Now do not be fooled by the fact that the young woman in question claims not only not to have taken offense, but to have been both flattered and thrilled by the attention, from which she plans to profit. Clearly the young woman is suffering from some kind of post traumatic disruption of her faculties.* Those who know better than she what is good for her wasted no time in taking up her cause and defending her – whether she wished them to or not.
Perhaps the most fearless guardian of good was the one who pointed out that the offending sportscaster’s comment was not only “creepy,” but – gasp – heteronormative. I didn't know Mrs. Grundy had gone back to school for a post-graduate degree in gender liberation studies, but I, for one, am glad she did.

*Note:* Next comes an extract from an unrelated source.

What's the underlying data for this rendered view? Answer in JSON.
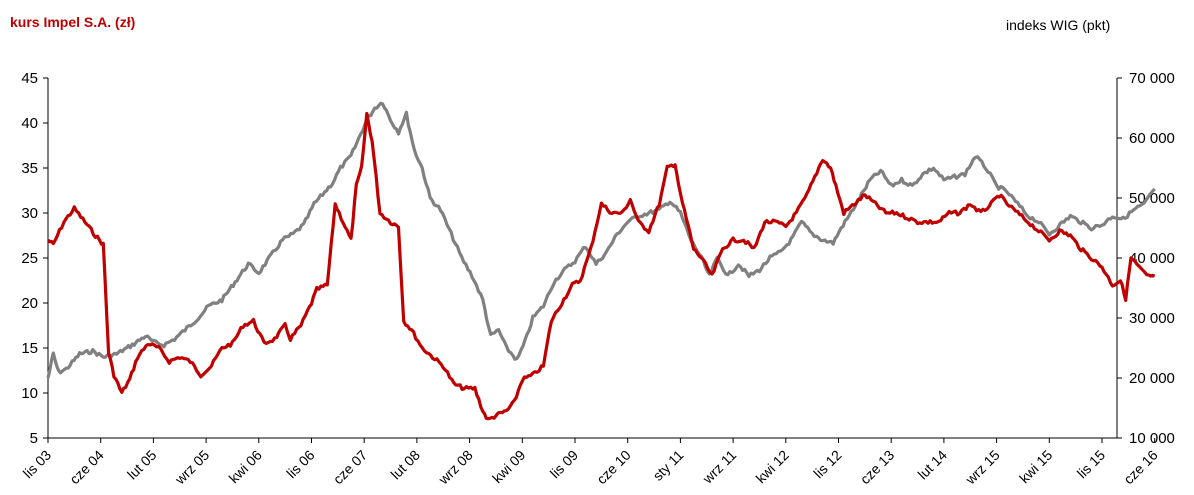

But even in so noble a cause as the crusade to protect beauty queens from public outrage, there must be limits. I understand that the offenderati have to keep their outrage at a simmer all the time, so they’re ready to boil over whenever there’s a buck to be made doing so.** I get that those championing Brent Musberger's public flogging, and debating whether the ESPN apology was sufficiently abject, just aren't wired in a way that would let them consider how their own age bias plays into their descriptions of Musberger as “creepy.”
But I have to draw the line at the comments of one particularly ringing condemnation from the moral carillon.
Sue Baker, a Michigan State journalism professor, impervious to the irony of her comments when made in reference to a young woman who has staked her fortune on a series of contests in which women are evaluated on their looks, said this:
It’s extraordinarily inappropriate to focus on an individual’s looks. In this instance, the appearance of the quarterback’s girlfriend had no bearing on the outcome of the game. It’s a major personal violation, and it’s so retrograde that it’s embarrassing. I think there’s a generational issue, but it’s incumbent on people practicing in these eras to keep up and this is not a norm.
Just so I’m clear, Susy, you’re suggesting Musberger should have spent every minute of four hours Monday night talking only about subjects that had a “bearing on the outcome" of that 42-14 simulation of a football game? I know Michigan State finished unranked this year, but do you really think it's fair to take out your disappointment on all the rest of us football fans?
* Among other ill effects, Miss Alabama has hired a publicist and -- poor child -- her Twitter account has “blown up,” which I take to be a bad thing.
** And yes. I am aware that I'm skirting perilously close to pot-and-kettle reciprocity with that comment. But I prefer to think of myself as less perpetually offended and more of an astute, sardonic and incisive social commentator and an enemy of hypocrisy. (And if there's a way to make any money from this thing, I'm damned if I've found it.)